Josh shook his head.

“Then,” she said, “perhaps we should go upstairs. At least,” not able to prevent a fierce blush, “I presume the—” She could not make herself say bedroom, though that was what she meant, and having just promised before God to love, honor, and obey Joshua Turner, he was her master and she belonged in his bedroom whenever he wished her to be there. But he hadn’t made the suggestion, she had. She blushed a second time, more fiercely than before.

“Yes,” Josh said. “We should go upstairs.”

She had become so accustomed to his injury she barely thought about it. Now she was acutely aware of the tapping of his wooden leg, and the asymmetric sound he made climbing behind her up the stairs to their bridal bed. Did he sleep with the peg? And how was it involved in this activity, which after all was neither passive nor, she imagined, particularly restful?
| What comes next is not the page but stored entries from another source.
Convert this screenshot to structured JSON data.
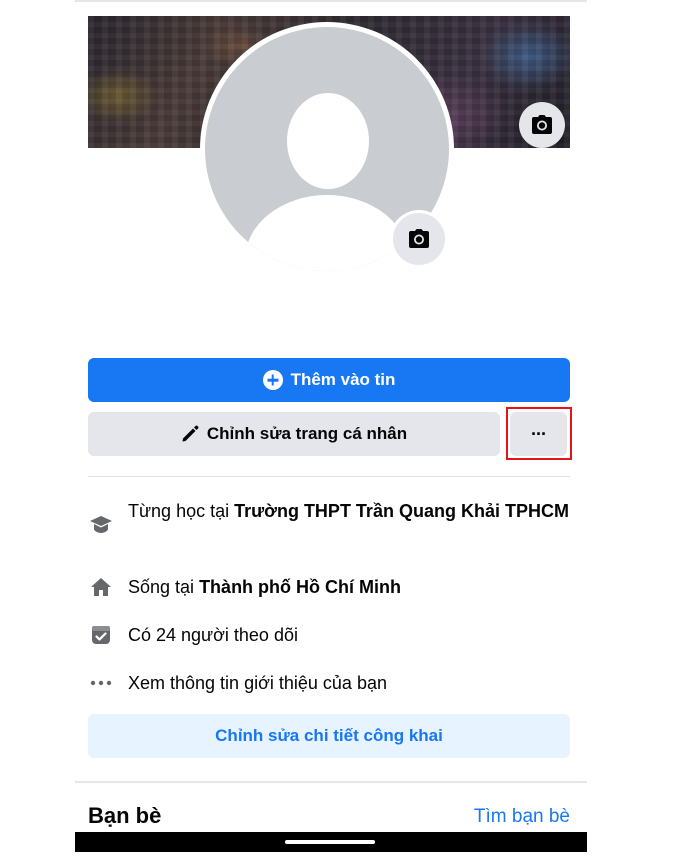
{
  "profile": {
    "add_story_label": "Thêm vào tin",
    "edit_profile_label": "Chỉnh sửa trang cá nhân",
    "more_label": "···"
  },
  "info": {
    "education_prefix": "Từng học tại ",
    "education_place": "Trường THPT Trần Quang Khải TPHCM",
    "lives_prefix": "Sống tại ",
    "lives_place": "Thành phố Hồ Chí Minh",
    "followers": "Có 24 người theo dõi",
    "see_about": "Xem thông tin giới thiệu của bạn",
    "edit_public_details": "Chỉnh sửa chi tiết công khai"
  },
  "friends": {
    "title": "Bạn bè",
    "find_label": "Tìm bạn bè"
  },
  "colors": {
    "primary": "#1877f2",
    "secondary_bg": "#e4e6eb",
    "light_blue_bg": "#e7f3ff",
    "highlight": "#e4141a"
  },
  "icons": {
    "cover_camera": "camera-icon",
    "avatar_camera": "camera-icon",
    "add_story": "plus-circle-icon",
    "edit": "pencil-icon",
    "education": "graduation-cap-icon",
    "home": "home-icon",
    "followers": "followers-icon",
    "more": "more-dots-icon"
  }
}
Mollie paused at the top of the stairs, not knowing which way to go. “Right,” Josh said, passing in front of her to lead the way. “In here.” He opened the door to a large bedchamber overlooking the street. The bed, a four-poster with tied-back, dark, and heavy velvet curtains, dominated the room. Her cases, she saw, had already been brought upstairs, delivered no doubt during the interval of what they called the wedding breakfast, though it had been an elaborate luncheon served at three in the afternoon in the elegant Metropolitan Hotel on Broadway and Prince Street. “I’ll leave you for a moment, shall I?” Josh said.

Mollie nodded and he started to go, then turned back to her. “Look . . . It’s been a mad sort of day for you. All the excitement . . . I can sleep down the hall if you like. We’ve plenty of time, Mollie.”

“No, Josh.” All those years and all those men who came to Brannigan’s because their wives were unavailable. She meant to begin as she would go on, not establish a pattern of behavior that would drive him to seek elsewhere for what she did not give. “Allow me fifteen minutes, then come to sleep in here.”

“Right,” he said and let himself out, closing the door softly behind him.

One of her cases was on the folding luggage stand and Mollie remembered it as the one in which she’d packed the elaborate satin nightdress she had embroidered with the roses she’d abandoned for her wedding dress. Sure enough, it was folded carefully on the top. Mollie lost no time in stripping off her gray traveling frock, and her corset, and finally her chemise and pantaloons. Then, standing in the altogether as the Brannigan’s women called it, she changed her mind. She left the exquisite nightdress where it was and climbed into the bed as naked as a newborn babe.

At the last minute, when she could hear the tap of his peg signaling Josh’s return, she remembered that her hair was still up and she quickly pulled out the pins and put them on the night stand and shook her head so her curls tumbled free, and scooted back under the sheets just as he opened the door.

“All right?” he inquired.

“Entirely all right.”

Some of the remaining daylight of the August evening seeped through the bedroom curtains. Enough for her to see his face as, having obtained her permission, he came further into the room. He looked grave, and somehow older. Purposeful she thought. Prepared to do his duty. Suddenly she wanted to giggle, though of course she did no such thing.